Vidal lifted that eyebrow again. I could see he recognized the wrong turn I had taken as a boy, and that he was not going to hand over the coordinates so I could alter my direction, attain my proper course. I would have to find those coordinates on my own.

“Would you say you felt envy? Jealousy? Competition?” I shook my head at those freighted words. “She’s my mother,” I said. “Of course not. Look at how she turned my stories into books. Encouraged me to keep writing.” Vidal cocked his head. “All true. But you’re a smart guy, Daniel, so let’s see if we can’t skip to the meat. You read serious books early on, so you knew writers existed, and you didn’t feel threatened by them. Is that accurate?”

“Accurate,” I said.

“Since you believed you were the writer in the family, do you think it’s possible you have unresolved emotions toward your mother?”

“No,” I said, but I knew that No was not clean.

Vidal twisted his mouth. “Do you think you found it difficult that your mother already held that honor? Holds that honor still, and the admiration that comes along with that kind of talent, it would be hard for anyone to process. Certainly a child with similar aspirations would have a tough time. Do you think that’s possible?”

“Do you know who my mother is?” I asked. I had never told him your name.

“You’re deflecting,” Vidal responded. “Avoiding identifying fundamental truths about who you really are. Don’t you want to acknowledge the past, unmask yourself, possibly return to writing which you say you are keen to do, even if that means following in your mother’s footsteps?”

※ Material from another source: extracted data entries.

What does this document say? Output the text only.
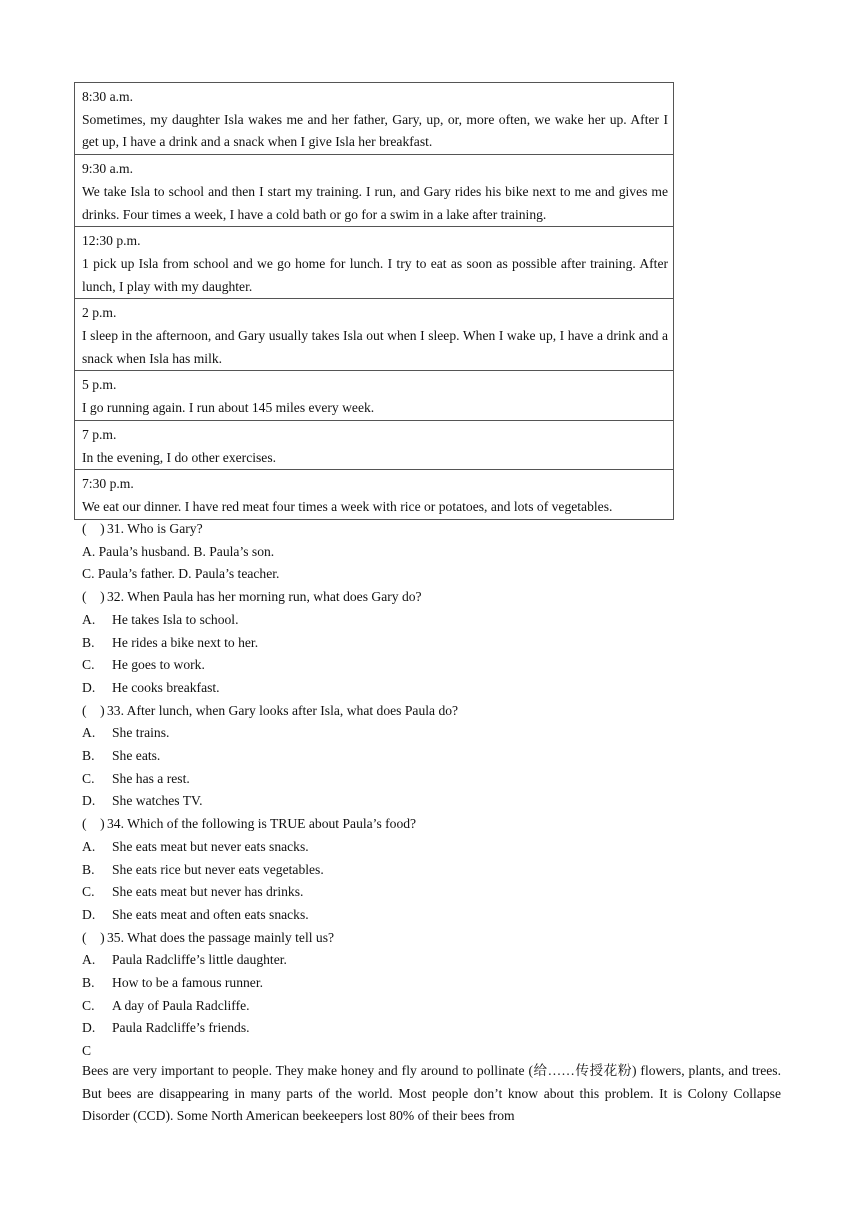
8:30 a.m.
Sometimes, my daughter Isla wakes me and her father, Gary, up, or, more often, we wake her up. After I get up, I have a drink and a snack when I give Isla her breakfast.

9:30 a.m.
We take Isla to school and then I start my training. I run, and Gary rides his bike next to me and gives me drinks. Four times a week, I have a cold bath or go for a swim in a lake after training.

12:30 p.m.
1 pick up Isla from school and we go home for lunch. I try to eat as soon as possible after training. After lunch, I play with my daughter.

2 p.m.
I sleep in the afternoon, and Gary usually takes Isla out when I sleep. When I wake up, I have a drink and a snack when Isla has milk.

5 p.m.
I go running again. I run about 145 miles every week.

7 p.m.
In the evening, I do other exercises.

7:30 p.m.
We eat our dinner. I have red meat four times a week with rice or potatoes, and lots of vegetables.
(    ) 31. Who is Gary?
A. Paula’s husband. B. Paula’s son.
C. Paula’s father. D. Paula’s teacher.
(    ) 32. When Paula has her morning run, what does Gary do?
A. He takes Isla to school.
B. He rides a bike next to her.
C. He goes to work.
D. He cooks breakfast.
(    ) 33. After lunch, when Gary looks after Isla, what does Paula do?
A. She trains.
B. She eats.
C. She has a rest.
D. She watches TV.
(    ) 34. Which of the following is TRUE about Paula’s food?
A. She eats meat but never eats snacks.
B. She eats rice but never eats vegetables.
C. She eats meat but never has drinks.
D. She eats meat and often eats snacks.
(    ) 35. What does the passage mainly tell us?
A. Paula Radcliffe’s little daughter.
B. How to be a famous runner.
C. A day of Paula Radcliffe.
D. Paula Radcliffe’s friends.
C
Bees are very important to people. They make honey and fly around to pollinate (给……传授花粉) flowers, plants, and trees. But bees are disappearing in many parts of the world. Most people don’t know about this problem. It is Colony Collapse Disorder (CCD). Some North American beekeepers lost 80% of their bees from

I had nothing to say to any of that—

*

Joan stops the recording again to catch her breath, refill her glass. She hadn’t known Daniel had taken himself to a psychologist. Apparently therapy failed to uncover how he lost the plot of his life, a state of confusion he never disclosed to her. She was wrong in thinking he told her everything. She thinks of when he was a little boy, how she was a mother cat and he the kitten; with Eric, she was a guard dog caring for a baby hawk; with the theft of her work, she turned into a lioness.